A year later, shortly after the O.J. Simpson verdict, Dr. Joseph Bonuso, PhD (aka Joseph Skaggs), founding director of the Solomon Project, distributed a press release to 3,000 government officials, judges and law schools, claiming his computer program could determine the guilt or innocence of any defendant, rendering judges and juries obsolete. CNN covered Bonuso’s press conference and expressed doubt about “Solomon” becoming mainstream but acknowledged that many attorneys were likely to use it as a test of their trial strategies. (If you’re keeping score at home, CNN has fallen for Skaggs five times. And counting.)

These pranks, like all great satire, draw our attention to larger issues. The “Hippie Bus Tour” pointed to a growing cultural clash in a society that had started to show fissures; the “Portofess” appeared at a time when public confessions, from Jimmy Swaggart to Oprah, had become commonplace; “Bad Guys” erupted at the dawn of the Super Model Age when physical beauty had become the ascendant attribute we all aspired to achieve; and the “Psychic Attorney” and “Solomon Project” held up hilarious mirrors to our increasing drift toward quackery and a desire for assembly-line justice.

Some of these greatest hits are explored in a new documentary that Joey and Art of the Prank producer Judy Drosd put together while holed up in Skaggs’ rural ancestral homeland. Recently I was able to get a sneak peek of the film (Joey Skaggs: Satire and Art Activism 1960s to the Present and Beyond), which will have its virtual (naturally) premiere on February 12th at the New Jersey Film Festival, with screenings of additional footage at the Oregon Documentary Film Festival in The Dalles (February 28th) and Florida’s Bonita Springs International Film Festival (May 21-23).

Sifting through tons of boxes crammed with Joey’s video/audio tapes, press clips and pranky artifacts, Drosd has stitched together the first chapter in an intimate account of the Skaggs saga. With technical support from NYU’s Moving Image Archiving and Preservation Program at the Tisch School of the Arts, the archival footage she interweaves with Joey’s reminiscences is extraordinarily evocative of a bygone era in New York. The best news is that this 52 minute film will be followed by additional retrospectives to bring the story up to date.

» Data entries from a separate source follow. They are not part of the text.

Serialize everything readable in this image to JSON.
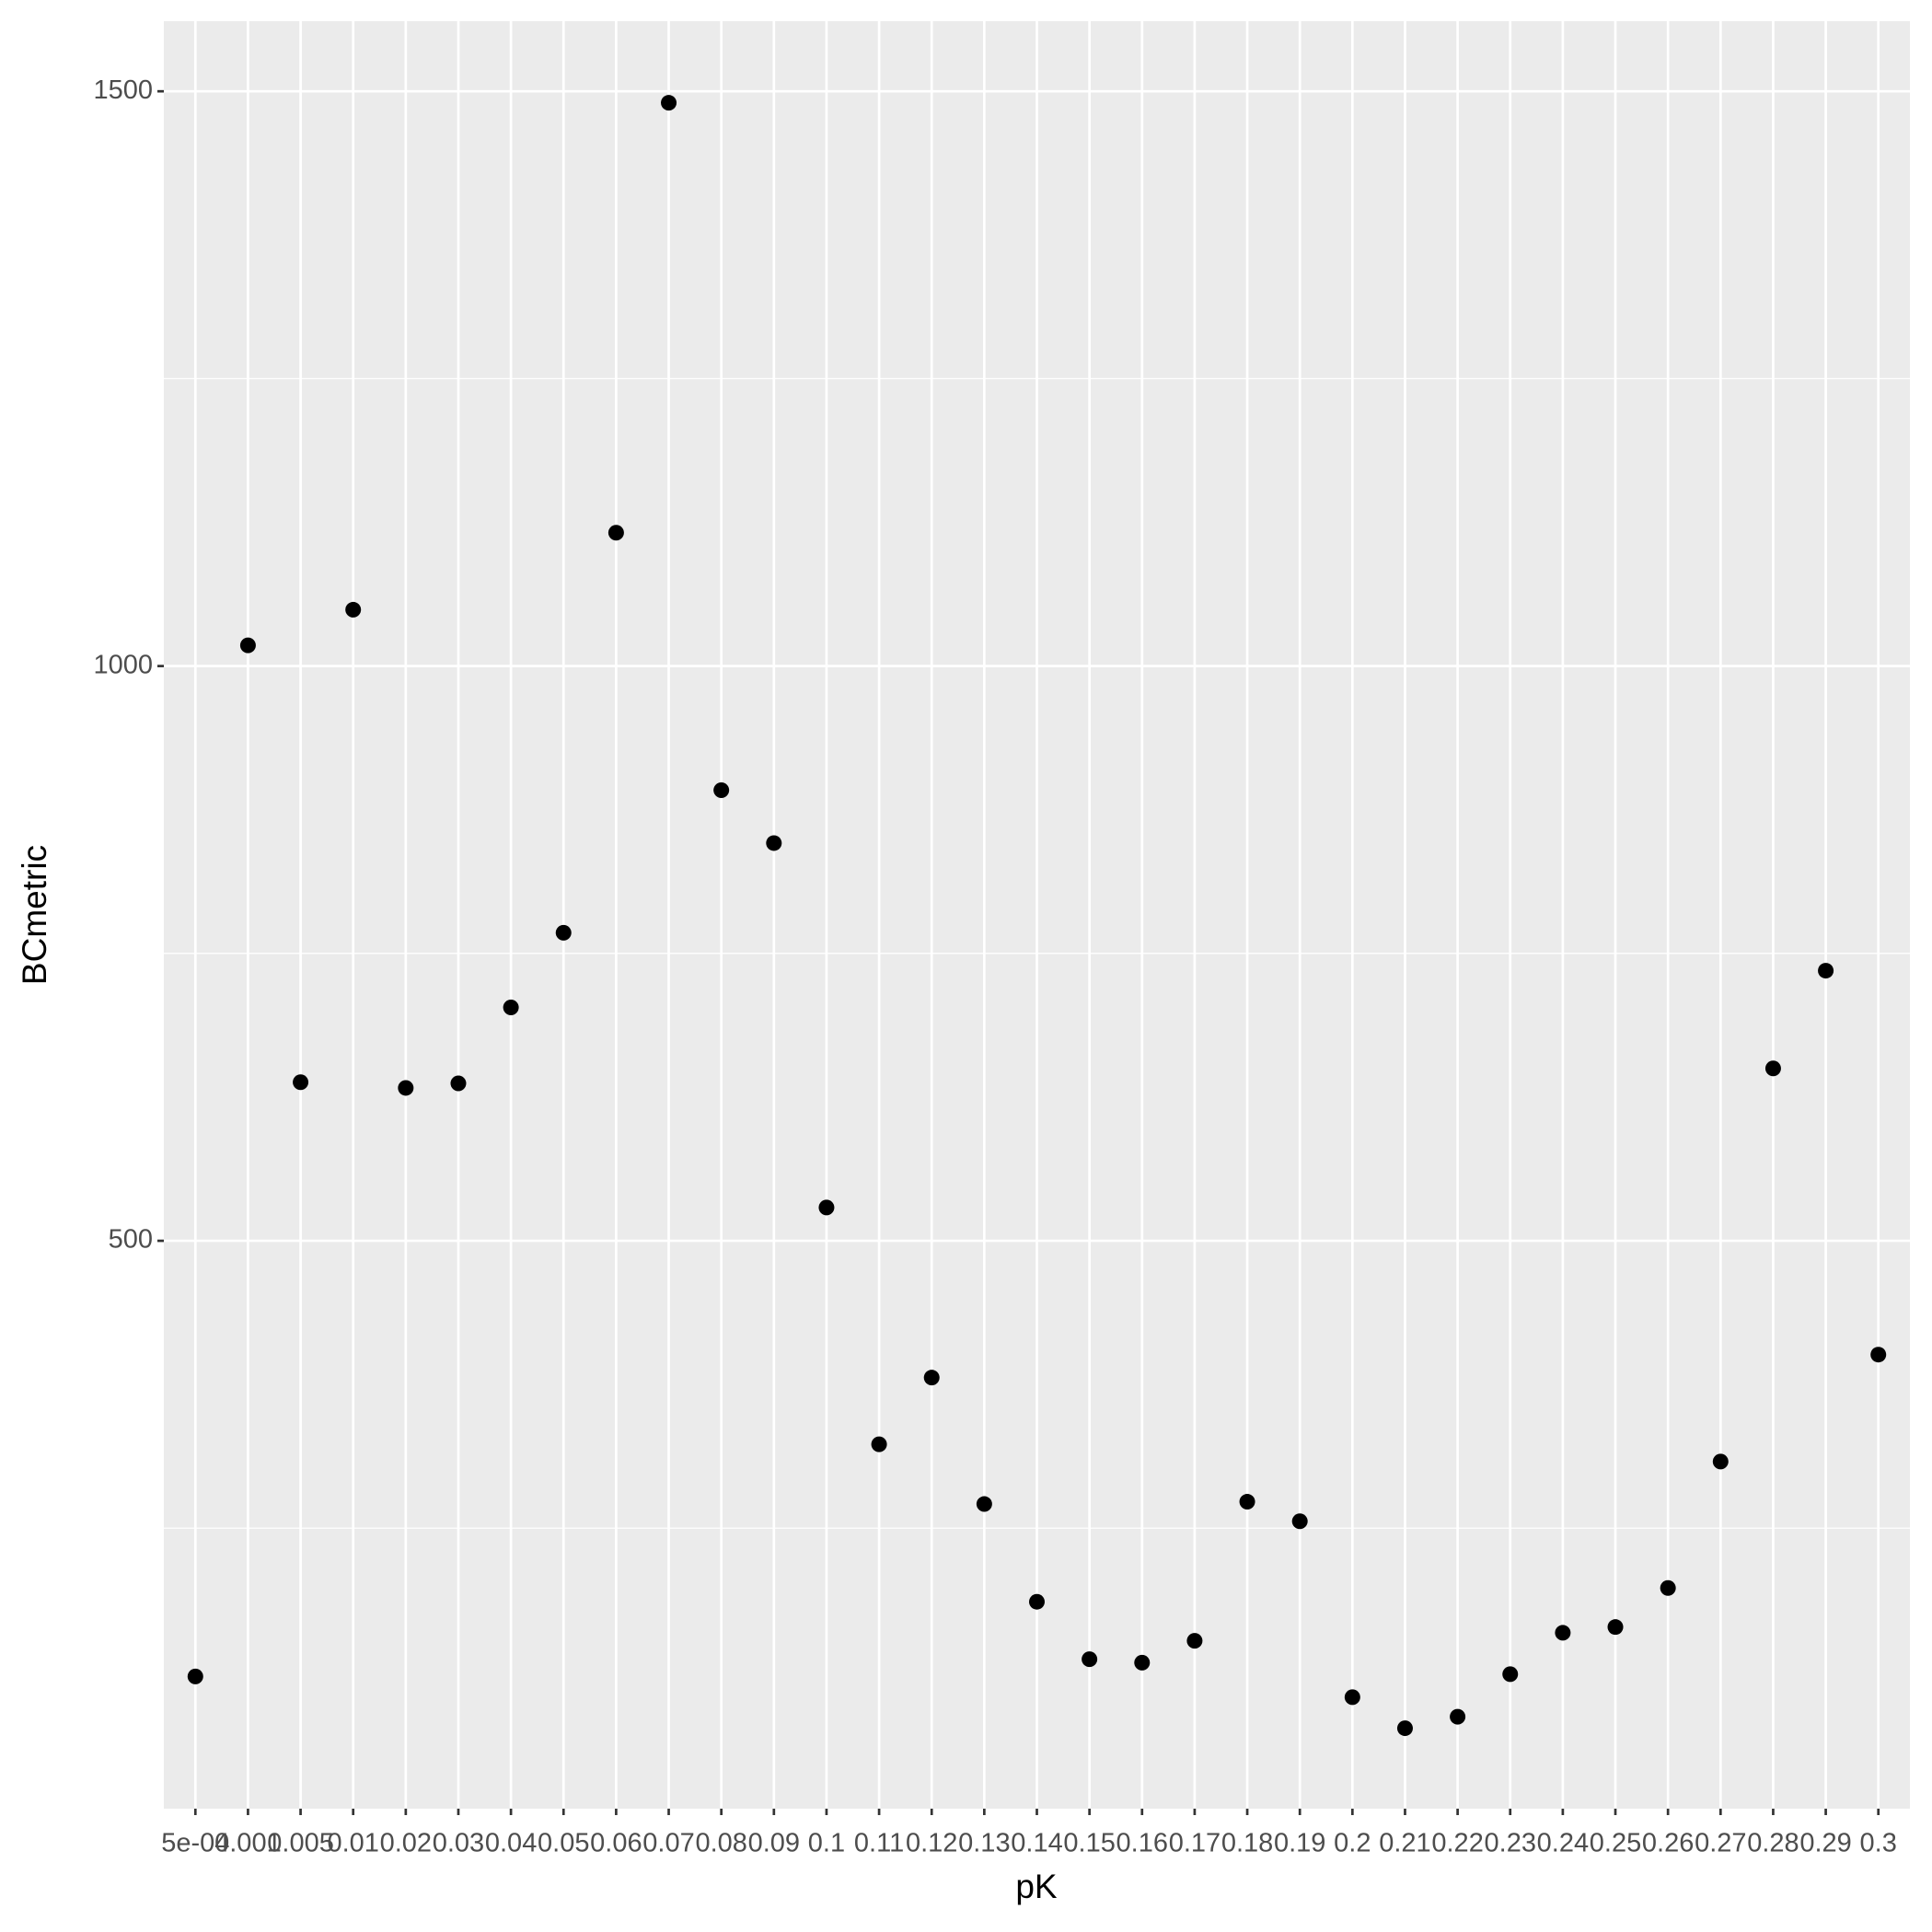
{
  "chart_data": {
    "type": "scatter",
    "x_label": "pK",
    "y_label": "BCmetric",
    "categories": [
      "5e-04",
      "0.001",
      "0.005",
      "0.01",
      "0.02",
      "0.03",
      "0.04",
      "0.05",
      "0.06",
      "0.07",
      "0.08",
      "0.09",
      "0.1",
      "0.11",
      "0.12",
      "0.13",
      "0.14",
      "0.15",
      "0.16",
      "0.17",
      "0.18",
      "0.19",
      "0.2",
      "0.21",
      "0.22",
      "0.23",
      "0.24",
      "0.25",
      "0.26",
      "0.27",
      "0.28",
      "0.29",
      "0.3"
    ],
    "values": [
      121,
      1018,
      638,
      1049,
      633,
      637,
      703,
      768,
      1116,
      1490,
      892,
      846,
      529,
      323,
      381,
      271,
      186,
      136,
      133,
      152,
      273,
      256,
      103,
      76,
      86,
      123,
      159,
      164,
      198,
      308,
      650,
      735,
      401
    ],
    "color": "#000000",
    "ylim": [
      6,
      1561
    ],
    "yticks": [
      500,
      1000,
      1500
    ],
    "grid": true
  }
}
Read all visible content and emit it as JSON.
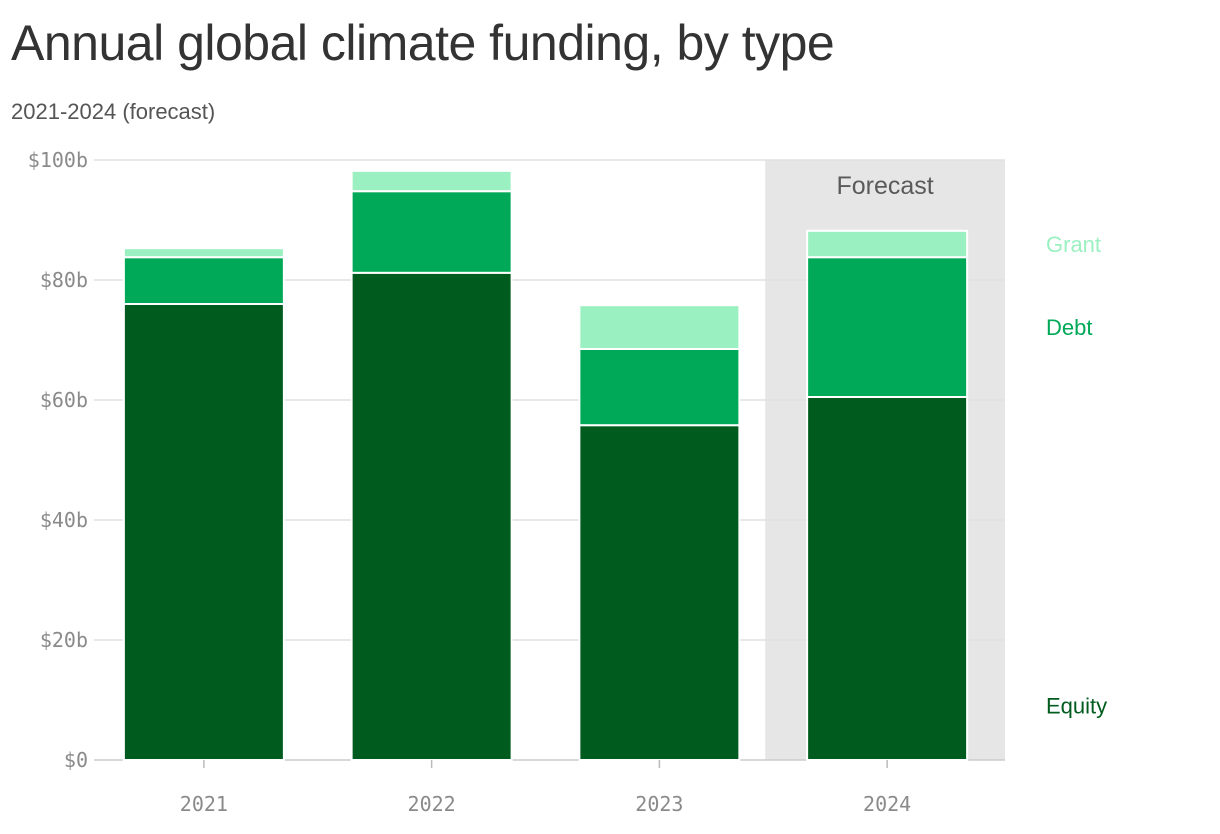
{
  "title": "Annual global climate funding, by type",
  "subtitle": "2021-2024 (forecast)",
  "forecast_label": "Forecast",
  "chart_data": {
    "type": "bar",
    "stacked": true,
    "categories": [
      "2021",
      "2022",
      "2023",
      "2024"
    ],
    "series": [
      {
        "name": "Equity",
        "color": "#005c1e",
        "values": [
          76,
          81.2,
          55.8,
          60.5
        ]
      },
      {
        "name": "Debt",
        "color": "#00a957",
        "values": [
          7.8,
          13.6,
          12.7,
          23.3
        ]
      },
      {
        "name": "Grant",
        "color": "#9bf0c1",
        "values": [
          1.5,
          3.4,
          7.3,
          4.4
        ]
      }
    ],
    "ylim": [
      0,
      100
    ],
    "y_ticks": [
      0,
      20,
      40,
      60,
      80,
      100
    ],
    "y_tick_labels": [
      "$0",
      "$20b",
      "$40b",
      "$60b",
      "$80b",
      "$100b"
    ],
    "forecast_category": "2024",
    "legend_position": "right",
    "grid": true
  }
}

Joey Skaggs belongs in the pantheon of great American satirists. His work reflects back to us our own foibles, and it is astonishing – and not a little sad – how much of it still continues to ring true. The New Jersey Festival site to buy tickets for the virtual screening can be reached at https://bit.ly/35kFFxL. (Full Disclosure: As I wrapped up this article, I received a mailed diploma from Joey Skaggs conferring upon me the honorary title of Pataphysician. I’m not sure, but I think it entitles me to make house calls.)